♠刺激的な女♠-9
そして、そんな彼に割って入って来たのが、美女だった。
「そして、あたしが衣装とメイク担当。ただ細いだけの身体は好きじゃないのよね。せっかく女に生まれているんだから、女らしい身体付きをした娘を天慈に希望してたの」
「それで、いい身体してるって話になった、ってことスか……」
「そ。実際採寸して見たけど、確かにいい身体してたわ。全体的に細いけど、胸は結構あったし、お尻も小さくてキュッと上がってて。そういやあんたもしっかり見たんでしょう?」
途端にボッと顔が瞬間湯沸かし器みたいに熱くなる。
そうだった、俺は松本の下着姿を……!
慌てて鼻の下を触れば所々カピカピになってて、鼻血が出た痕跡が残っていた。
多分、俺は松本が投げたドライヤーで鼻血が出たんじゃなくて、松本の下着姿を見て鼻血を出してしまったのかもしれない。

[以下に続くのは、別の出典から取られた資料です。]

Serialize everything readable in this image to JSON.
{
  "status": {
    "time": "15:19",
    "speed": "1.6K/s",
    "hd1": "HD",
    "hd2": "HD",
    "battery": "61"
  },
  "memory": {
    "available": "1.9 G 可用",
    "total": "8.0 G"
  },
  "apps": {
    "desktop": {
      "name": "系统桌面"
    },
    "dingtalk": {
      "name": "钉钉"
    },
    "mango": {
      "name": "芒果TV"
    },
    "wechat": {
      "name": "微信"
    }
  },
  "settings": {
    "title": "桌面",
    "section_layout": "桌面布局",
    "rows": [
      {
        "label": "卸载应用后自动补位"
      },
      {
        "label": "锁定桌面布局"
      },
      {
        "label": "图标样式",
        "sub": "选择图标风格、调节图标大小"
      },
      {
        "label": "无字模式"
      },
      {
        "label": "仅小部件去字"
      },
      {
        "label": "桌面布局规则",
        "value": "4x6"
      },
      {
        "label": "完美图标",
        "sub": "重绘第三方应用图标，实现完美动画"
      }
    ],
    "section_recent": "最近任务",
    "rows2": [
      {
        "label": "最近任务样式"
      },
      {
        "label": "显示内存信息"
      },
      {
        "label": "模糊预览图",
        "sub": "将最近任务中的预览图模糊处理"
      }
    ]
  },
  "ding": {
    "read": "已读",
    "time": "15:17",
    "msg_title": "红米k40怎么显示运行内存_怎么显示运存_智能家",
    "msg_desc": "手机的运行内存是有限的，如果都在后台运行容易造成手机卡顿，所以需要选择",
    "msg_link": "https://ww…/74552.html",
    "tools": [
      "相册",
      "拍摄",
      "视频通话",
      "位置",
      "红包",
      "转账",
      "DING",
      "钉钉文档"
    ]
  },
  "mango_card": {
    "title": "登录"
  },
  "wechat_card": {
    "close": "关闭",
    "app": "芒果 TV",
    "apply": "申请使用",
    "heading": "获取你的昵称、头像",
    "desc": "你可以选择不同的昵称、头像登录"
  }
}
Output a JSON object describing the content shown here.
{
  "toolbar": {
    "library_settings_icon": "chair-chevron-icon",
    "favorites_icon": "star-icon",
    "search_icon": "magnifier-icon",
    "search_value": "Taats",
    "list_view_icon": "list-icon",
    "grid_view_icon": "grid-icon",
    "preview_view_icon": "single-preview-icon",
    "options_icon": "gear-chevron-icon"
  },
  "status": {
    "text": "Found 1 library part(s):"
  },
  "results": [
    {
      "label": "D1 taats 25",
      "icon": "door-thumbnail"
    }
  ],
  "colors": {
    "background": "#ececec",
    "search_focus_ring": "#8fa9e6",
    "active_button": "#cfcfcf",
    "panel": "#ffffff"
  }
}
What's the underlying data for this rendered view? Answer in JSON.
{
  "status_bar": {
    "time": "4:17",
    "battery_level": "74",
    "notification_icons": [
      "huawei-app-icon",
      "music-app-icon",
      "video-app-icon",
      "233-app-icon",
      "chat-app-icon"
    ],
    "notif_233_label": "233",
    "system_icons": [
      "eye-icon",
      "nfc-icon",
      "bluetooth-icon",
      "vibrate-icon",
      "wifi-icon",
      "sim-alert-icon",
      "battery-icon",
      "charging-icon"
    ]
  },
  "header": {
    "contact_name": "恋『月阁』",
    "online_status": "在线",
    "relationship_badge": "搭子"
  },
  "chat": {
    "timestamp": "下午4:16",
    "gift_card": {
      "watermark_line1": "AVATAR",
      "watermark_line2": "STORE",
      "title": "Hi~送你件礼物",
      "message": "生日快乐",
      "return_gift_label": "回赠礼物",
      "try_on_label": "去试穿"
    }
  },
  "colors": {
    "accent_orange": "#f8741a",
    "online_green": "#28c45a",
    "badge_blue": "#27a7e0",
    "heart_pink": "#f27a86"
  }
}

「というわけで、あんたが心配するようなことは、全くないってわけ。安心したでしょ」
「……はい」
一人で勘違いして殴り込み掛けて、馬鹿みてぇじゃねぇか、俺。
もう、穴があったら入りたい程の恥ずかしさで、とうとう頭を抱え込んでその場に蹲った。
「まあ、あの採寸の騒ぎ聞いてたら、勘違いするのも無理はないかもね」
「すいません……」
「それに、あの娘の気持ちもわからなくもないわ。初対面の男に脱げって言われたら、いくら採寸だとしてもイヤって言っちゃうだろうし。最終的にはブツクサ文句言いながらも採寸されてたけど」
「ホント、すいませ……って、ちょっと待て!!」
バッと顔を上げれば、不思議そうな顔した御三方。
イケメン。美少年。そして絶世の美女。
今、この女とんでもないことをサラリと言わなかったか!?
あまりの衝撃に声がうまく出さないでいると、何かを察知した吾郎さんが、美女の肩を組んでニカッと笑った。
「ああ、もしかしてアナタ、ヒロのこと女だと思ってた?」
「え、あ、う……」
「そっか、言い忘れてたみたいね。この子、アタシの弟なの」
「はぇ!?」
そして、美女は腕を組んだ状態で不敵に笑うと、
「あたし、天童弘人っての。コンテストの衣装、メイク担当。よろしくね」
と、イタズラっぽくウィンクした。